Remembering the language of car sales

I used to sell cars.  I’ve written of it a time or two, though not in a long while.  There were about 20 months between when my life as a college student ended and my life as a technical writer began, and for some of those months I sold Acuras.

I graduated from college in the spring of 1992, which made me one of the last to earn a degree with, essentially, no World Wide Web.  It was just barely there, and there was almost nothing on it.  Huge swaths of a college student’s life today bear no resemblance at all to the experience I had.

I bring that up because the timing of the rise of the Web had a lot to do with the way I was trained to sell cars, as well.  Buying and selling cars now is worlds apart from the way it was, even those 16 or 17 short years ago.  All of the information is available everywhere.  Margins have shrunk.  There are basically no bad new cars for sale.  There is still salesmanship, good and bad, to navigate, but the buyer has benefited from an information-generated power shift that is likely permanent.
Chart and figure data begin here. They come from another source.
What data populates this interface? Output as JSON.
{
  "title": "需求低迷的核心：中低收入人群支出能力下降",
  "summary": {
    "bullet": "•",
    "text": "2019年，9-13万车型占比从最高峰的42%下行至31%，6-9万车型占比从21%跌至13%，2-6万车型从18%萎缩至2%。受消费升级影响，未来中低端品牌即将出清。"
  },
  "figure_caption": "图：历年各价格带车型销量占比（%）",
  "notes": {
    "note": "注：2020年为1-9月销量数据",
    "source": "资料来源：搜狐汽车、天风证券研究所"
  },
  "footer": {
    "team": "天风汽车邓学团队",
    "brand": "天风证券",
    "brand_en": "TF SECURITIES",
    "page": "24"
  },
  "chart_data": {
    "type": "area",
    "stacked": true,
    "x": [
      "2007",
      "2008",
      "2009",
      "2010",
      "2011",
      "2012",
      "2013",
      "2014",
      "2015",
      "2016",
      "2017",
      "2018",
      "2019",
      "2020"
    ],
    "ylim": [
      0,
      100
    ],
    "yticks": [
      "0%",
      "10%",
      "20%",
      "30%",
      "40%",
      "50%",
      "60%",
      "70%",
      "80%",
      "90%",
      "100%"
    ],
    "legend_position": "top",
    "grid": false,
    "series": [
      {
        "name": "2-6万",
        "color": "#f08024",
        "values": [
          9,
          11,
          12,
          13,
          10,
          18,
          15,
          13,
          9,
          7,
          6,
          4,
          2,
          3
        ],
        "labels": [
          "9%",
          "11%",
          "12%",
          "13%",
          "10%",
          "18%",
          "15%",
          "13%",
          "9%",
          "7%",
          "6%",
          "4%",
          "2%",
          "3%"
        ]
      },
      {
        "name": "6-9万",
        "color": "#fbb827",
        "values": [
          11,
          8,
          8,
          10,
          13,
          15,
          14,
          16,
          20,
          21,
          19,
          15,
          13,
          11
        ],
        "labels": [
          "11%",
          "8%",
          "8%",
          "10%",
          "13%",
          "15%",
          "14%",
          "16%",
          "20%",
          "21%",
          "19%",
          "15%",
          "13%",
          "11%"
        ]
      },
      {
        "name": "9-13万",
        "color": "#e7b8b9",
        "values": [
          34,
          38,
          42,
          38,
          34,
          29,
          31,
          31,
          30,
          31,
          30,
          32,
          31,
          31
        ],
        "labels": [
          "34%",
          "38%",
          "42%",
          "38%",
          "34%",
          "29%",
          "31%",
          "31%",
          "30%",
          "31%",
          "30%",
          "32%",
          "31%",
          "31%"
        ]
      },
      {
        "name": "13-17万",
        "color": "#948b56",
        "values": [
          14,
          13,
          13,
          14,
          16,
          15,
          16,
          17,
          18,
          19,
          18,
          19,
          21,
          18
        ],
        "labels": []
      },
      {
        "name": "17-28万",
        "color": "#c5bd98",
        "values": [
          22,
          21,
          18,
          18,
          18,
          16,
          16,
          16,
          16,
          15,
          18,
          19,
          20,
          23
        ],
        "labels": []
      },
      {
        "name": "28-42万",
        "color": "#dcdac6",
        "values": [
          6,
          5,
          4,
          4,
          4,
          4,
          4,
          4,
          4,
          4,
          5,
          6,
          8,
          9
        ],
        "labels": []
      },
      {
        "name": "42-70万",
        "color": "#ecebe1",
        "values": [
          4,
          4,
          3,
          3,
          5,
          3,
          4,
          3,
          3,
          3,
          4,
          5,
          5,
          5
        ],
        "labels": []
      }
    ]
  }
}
But way back in the summer of 1993, when I sat for my sales training, I got it old-school and in-your-face from a grizzled veteran.  To be sure, I got a lot of valuable human relations training as well, but the way I was taught to sell cars was with time-honored, “classic” techniques—the “let me check with my boss” routine and what-not.  (I really did have to check with my boss, by the way.  In some ways, I was as much a pawn as you were.)
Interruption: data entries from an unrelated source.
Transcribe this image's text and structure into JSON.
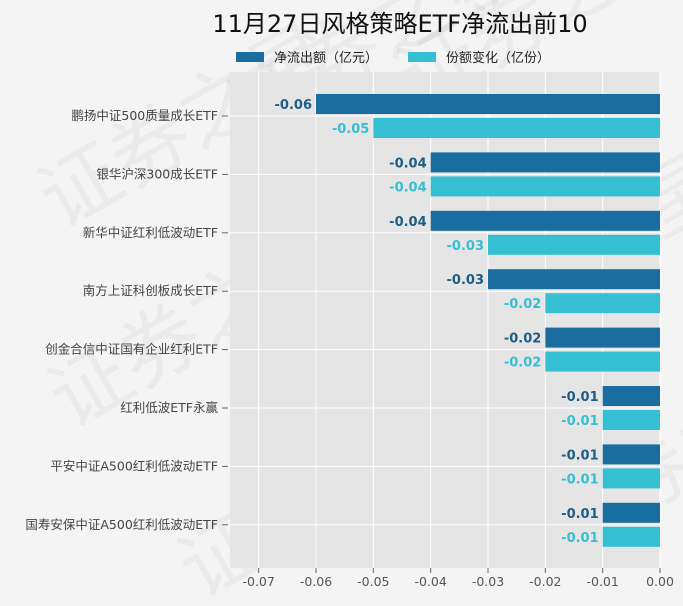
{
  "chart_data": {
    "type": "bar",
    "orientation": "horizontal",
    "title": "11月27日风格策略ETF净流出前10",
    "categories": [
      "鹏扬中证500质量成长ETF",
      "银华沪深300成长ETF",
      "新华中证红利低波动ETF",
      "南方上证科创板成长ETF",
      "创金合信中证国有企业红利ETF",
      "红利低波ETF永赢",
      "平安中证A500红利低波动ETF",
      "国寿安保中证A500红利低波动ETF"
    ],
    "series": [
      {
        "name": "净流出额（亿元）",
        "color": "#1a6e9f",
        "values": [
          -0.06,
          -0.04,
          -0.04,
          -0.03,
          -0.02,
          -0.01,
          -0.01,
          -0.01
        ],
        "labels": [
          "-0.06",
          "-0.04",
          "-0.04",
          "-0.03",
          "-0.02",
          "-0.01",
          "-0.01",
          "-0.01"
        ]
      },
      {
        "name": "份额变化（亿份）",
        "color": "#35bfd3",
        "values": [
          -0.05,
          -0.04,
          -0.03,
          -0.02,
          -0.02,
          -0.01,
          -0.01,
          -0.01
        ],
        "labels": [
          "-0.05",
          "-0.04",
          "-0.03",
          "-0.02",
          "-0.02",
          "-0.01",
          "-0.01",
          "-0.01"
        ]
      }
    ],
    "xticks": [
      "-0.07",
      "-0.06",
      "-0.05",
      "-0.04",
      "-0.03",
      "-0.02",
      "-0.01",
      "0.00"
    ],
    "xtick_values": [
      -0.07,
      -0.06,
      -0.05,
      -0.04,
      -0.03,
      -0.02,
      -0.01,
      0
    ],
    "xlim": [
      -0.075,
      0
    ],
    "xlabel": "",
    "ylabel": "",
    "grid": true,
    "legend_position": "top-center"
  },
  "watermark": "证券之星"
}
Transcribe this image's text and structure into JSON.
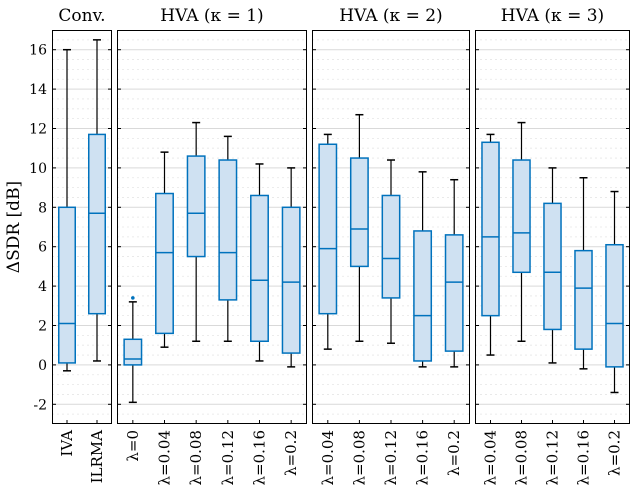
{
  "chart_data": {
    "type": "box",
    "ylabel": "ΔSDR [dB]",
    "ylim": [
      -3,
      17
    ],
    "yticks": [
      -2,
      0,
      2,
      4,
      6,
      8,
      10,
      12,
      14,
      16
    ],
    "grid": true,
    "panels": [
      {
        "title": "Conv.",
        "categories": [
          "IVA",
          "ILRMA"
        ],
        "boxes": [
          {
            "label": "IVA",
            "min": -0.3,
            "q1": 0.1,
            "median": 2.1,
            "q3": 8.0,
            "max": 16.0,
            "outliers": []
          },
          {
            "label": "ILRMA",
            "min": 0.2,
            "q1": 2.6,
            "median": 7.7,
            "q3": 11.7,
            "max": 16.5,
            "outliers": []
          }
        ]
      },
      {
        "title": "HVA (κ = 1)",
        "categories": [
          "λ=0",
          "λ=0.04",
          "λ=0.08",
          "λ=0.12",
          "λ=0.16",
          "λ=0.2"
        ],
        "boxes": [
          {
            "label": "λ=0",
            "min": -1.9,
            "q1": 0.0,
            "median": 0.3,
            "q3": 1.3,
            "max": 3.2,
            "outliers": [
              3.4
            ]
          },
          {
            "label": "λ=0.04",
            "min": 0.9,
            "q1": 1.6,
            "median": 5.7,
            "q3": 8.7,
            "max": 10.8,
            "outliers": []
          },
          {
            "label": "λ=0.08",
            "min": 1.2,
            "q1": 5.5,
            "median": 7.7,
            "q3": 10.6,
            "max": 12.3,
            "outliers": []
          },
          {
            "label": "λ=0.12",
            "min": 1.2,
            "q1": 3.3,
            "median": 5.7,
            "q3": 10.4,
            "max": 11.6,
            "outliers": []
          },
          {
            "label": "λ=0.16",
            "min": 0.2,
            "q1": 1.2,
            "median": 4.3,
            "q3": 8.6,
            "max": 10.2,
            "outliers": []
          },
          {
            "label": "λ=0.2",
            "min": -0.1,
            "q1": 0.6,
            "median": 4.2,
            "q3": 8.0,
            "max": 10.0,
            "outliers": []
          }
        ]
      },
      {
        "title": "HVA (κ = 2)",
        "categories": [
          "λ=0.04",
          "λ=0.08",
          "λ=0.12",
          "λ=0.16",
          "λ=0.2"
        ],
        "boxes": [
          {
            "label": "λ=0.04",
            "min": 0.8,
            "q1": 2.6,
            "median": 5.9,
            "q3": 11.2,
            "max": 11.7,
            "outliers": []
          },
          {
            "label": "λ=0.08",
            "min": 1.2,
            "q1": 5.0,
            "median": 6.9,
            "q3": 10.5,
            "max": 12.7,
            "outliers": []
          },
          {
            "label": "λ=0.12",
            "min": 1.1,
            "q1": 3.4,
            "median": 5.4,
            "q3": 8.6,
            "max": 10.4,
            "outliers": []
          },
          {
            "label": "λ=0.16",
            "min": -0.1,
            "q1": 0.2,
            "median": 2.5,
            "q3": 6.8,
            "max": 9.8,
            "outliers": []
          },
          {
            "label": "λ=0.2",
            "min": -0.1,
            "q1": 0.7,
            "median": 4.2,
            "q3": 6.6,
            "max": 9.4,
            "outliers": []
          }
        ]
      },
      {
        "title": "HVA (κ = 3)",
        "categories": [
          "λ=0.04",
          "λ=0.08",
          "λ=0.12",
          "λ=0.16",
          "λ=0.2"
        ],
        "boxes": [
          {
            "label": "λ=0.04",
            "min": 0.5,
            "q1": 2.5,
            "median": 6.5,
            "q3": 11.3,
            "max": 11.7,
            "outliers": []
          },
          {
            "label": "λ=0.08",
            "min": 1.2,
            "q1": 4.7,
            "median": 6.7,
            "q3": 10.4,
            "max": 12.3,
            "outliers": []
          },
          {
            "label": "λ=0.12",
            "min": 0.1,
            "q1": 1.8,
            "median": 4.7,
            "q3": 8.2,
            "max": 10.0,
            "outliers": []
          },
          {
            "label": "λ=0.16",
            "min": -0.2,
            "q1": 0.8,
            "median": 3.9,
            "q3": 5.8,
            "max": 9.5,
            "outliers": []
          },
          {
            "label": "λ=0.2",
            "min": -1.4,
            "q1": -0.1,
            "median": 2.1,
            "q3": 6.1,
            "max": 8.8,
            "outliers": []
          }
        ]
      }
    ]
  }
}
Mind, I have little doubt cars are still sold that way every hour of every day.  You have to be the car dick and fight with some people.  There’s a certain kind of 50-60ish jackass redneck who requires you to argue and raise hell, and if you don’t, he’ll go buy from someone who will.  I’m just saying it’s not the only way (or even the dominant way) it’s done anymore.
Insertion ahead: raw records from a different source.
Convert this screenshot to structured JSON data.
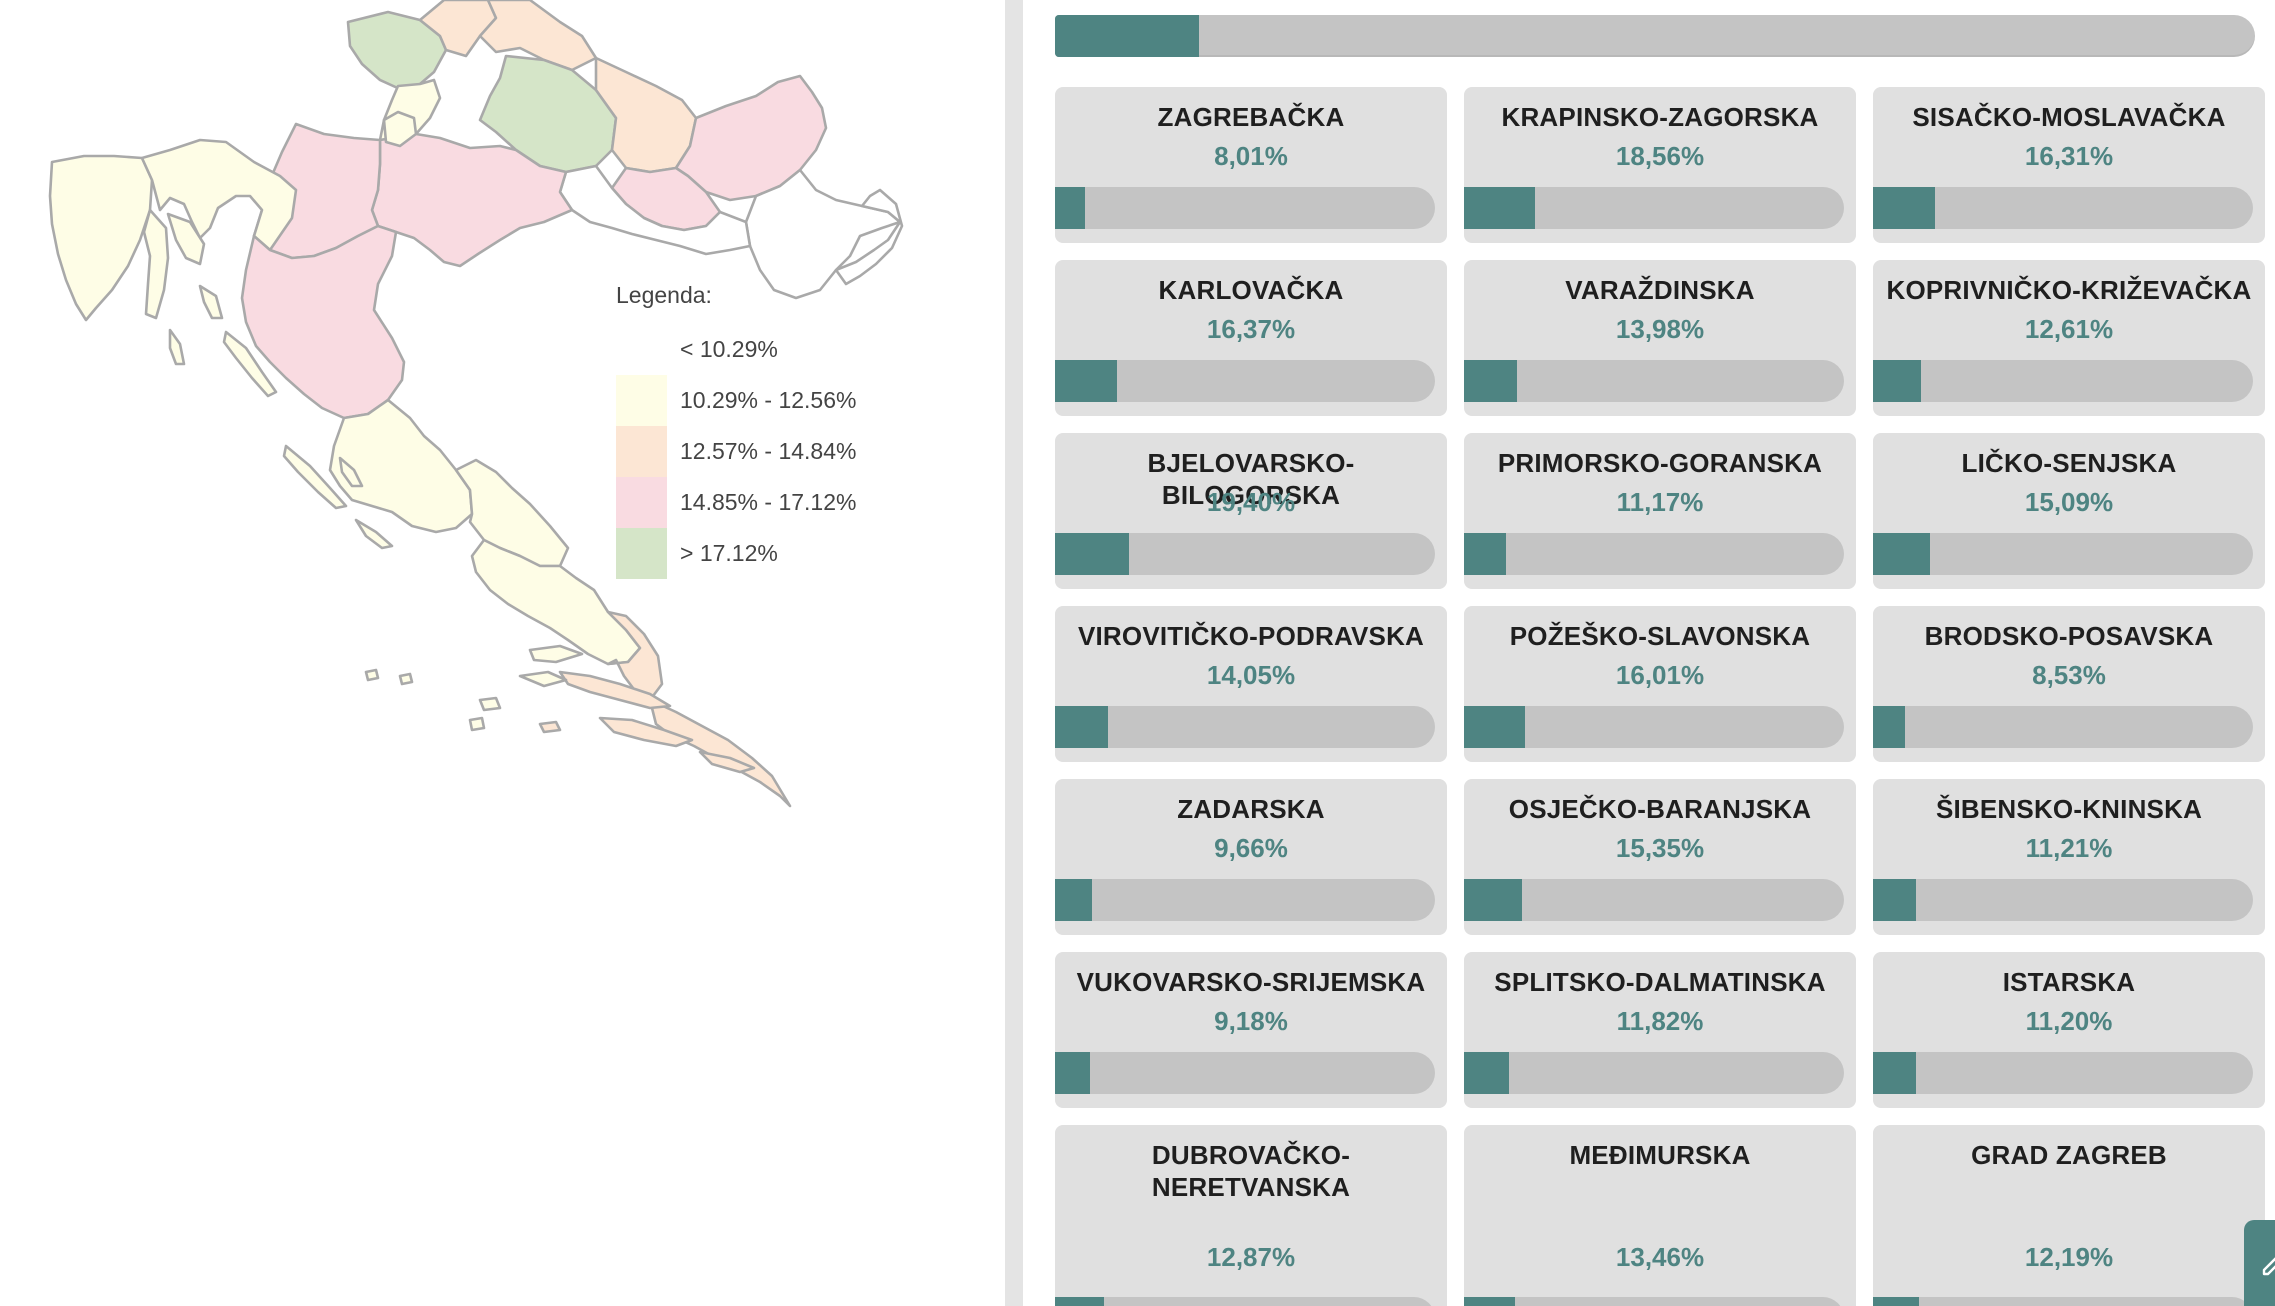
{
  "legend": {
    "title": "Legenda:",
    "items": [
      {
        "label": "< 10.29%",
        "color": "#ffffff"
      },
      {
        "label": "10.29% - 12.56%",
        "color": "#fefde6"
      },
      {
        "label": "12.57% - 14.84%",
        "color": "#fce6d4"
      },
      {
        "label": "14.85% - 17.12%",
        "color": "#f9dbe1"
      },
      {
        "label": "> 17.12%",
        "color": "#d5e5c8"
      }
    ]
  },
  "overall_progress": 12.0,
  "counties": [
    {
      "name": "ZAGREBAČKA",
      "value": "8,01%",
      "pct": 8.01
    },
    {
      "name": "KRAPINSKO-ZAGORSKA",
      "value": "18,56%",
      "pct": 18.56
    },
    {
      "name": "SISAČKO-MOSLAVAČKA",
      "value": "16,31%",
      "pct": 16.31
    },
    {
      "name": "KARLOVAČKA",
      "value": "16,37%",
      "pct": 16.37
    },
    {
      "name": "VARAŽDINSKA",
      "value": "13,98%",
      "pct": 13.98
    },
    {
      "name": "KOPRIVNIČKO-KRIŽEVAČKA",
      "value": "12,61%",
      "pct": 12.61
    },
    {
      "name": "BJELOVARSKO-BILOGORSKA",
      "value": "19,40%",
      "pct": 19.4
    },
    {
      "name": "PRIMORSKO-GORANSKA",
      "value": "11,17%",
      "pct": 11.17
    },
    {
      "name": "LIČKO-SENJSKA",
      "value": "15,09%",
      "pct": 15.09
    },
    {
      "name": "VIROVITIČKO-PODRAVSKA",
      "value": "14,05%",
      "pct": 14.05
    },
    {
      "name": "POŽEŠKO-SLAVONSKA",
      "value": "16,01%",
      "pct": 16.01
    },
    {
      "name": "BRODSKO-POSAVSKA",
      "value": "8,53%",
      "pct": 8.53
    },
    {
      "name": "ZADARSKA",
      "value": "9,66%",
      "pct": 9.66
    },
    {
      "name": "OSJEČKO-BARANJSKA",
      "value": "15,35%",
      "pct": 15.35
    },
    {
      "name": "ŠIBENSKO-KNINSKA",
      "value": "11,21%",
      "pct": 11.21
    },
    {
      "name": "VUKOVARSKO-SRIJEMSKA",
      "value": "9,18%",
      "pct": 9.18
    },
    {
      "name": "SPLITSKO-DALMATINSKA",
      "value": "11,82%",
      "pct": 11.82
    },
    {
      "name": "ISTARSKA",
      "value": "11,20%",
      "pct": 11.2
    },
    {
      "name": "DUBROVAČKO-NERETVANSKA",
      "value": "12,87%",
      "pct": 12.87
    },
    {
      "name": "MEĐIMURSKA",
      "value": "13,46%",
      "pct": 13.46
    },
    {
      "name": "GRAD ZAGREB",
      "value": "12,19%",
      "pct": 12.19
    }
  ],
  "colors": {
    "accent": "#4e8482",
    "bar_track": "#c4c4c4",
    "card_bg": "#e0e0e0"
  },
  "icons": {
    "corner_button": "edit-icon"
  }
}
I got to chuckling today thinking about the euphemisms we used to employ.  We had a list of taboo words, and the words we were supposed to say instead.

  • We didn’t talk about a car’s price; we talked about its market value.
  • I would never ask you “what kind of payments can you afford?”  Rather, I would say “what type of monthly budget were you considering?”  (The right answer there, of course, is “I’m not thinking of payments; we’ll negotiate the bottom line.”)  If, instead, you named a number (as probably two-thirds of you did), then my immediate response would be “Up to what?”
  • We never “allowed” you a dollar amount on your trade-in.  Rather, “this is what we’re paying you for your car.”
  • I always talked to my boss, not my manager.  If I tell you I’m talking to my manager, you might think “well, I wonder who his manager is?”  Boss has a lot more finality to it.
  • The stereotype is “what do I have to do to get you in this car today?”  The reality was “you will own this car now when the figures are agreeable.  Is that correct, Mr. Prospect?”
  • It crawled into the official paperwork lingo, too.  What is a “capital cost reduction” on a lease agreement?  How about a “down payment”?

(And so forth.)

Once I was sharing some of this on a visit to my mother’s, and her husband cockily announced “you know, none of that stuff ever works on me.”  Well, of course not, man.  When I’m sitting here and laying it out point by point for you, it’s easy to say you wouldn’t be influenced by it.  It’s like the magician beginning the conversation by showing you the false floor in the cabinet, dig?

I’ll stop here for now, but I’ll have a post or two more on this soon.  Even though a lot of what I was taught seems a little antiquated and corny now, I also learned a lot of great things about understanding motivations, behavioral triggers, and so forth (that dovetailed nicely with my academic training, actually) that have remained valuable to me.

I have no desire to go back and do it again—it’s a stressful and brutally long-houred job, even when it’s going well—but I’m certain I’d be much better at it today than I was as a green-gilled 22-year-old.  (And I didn’t suck then, baby.  Heh.)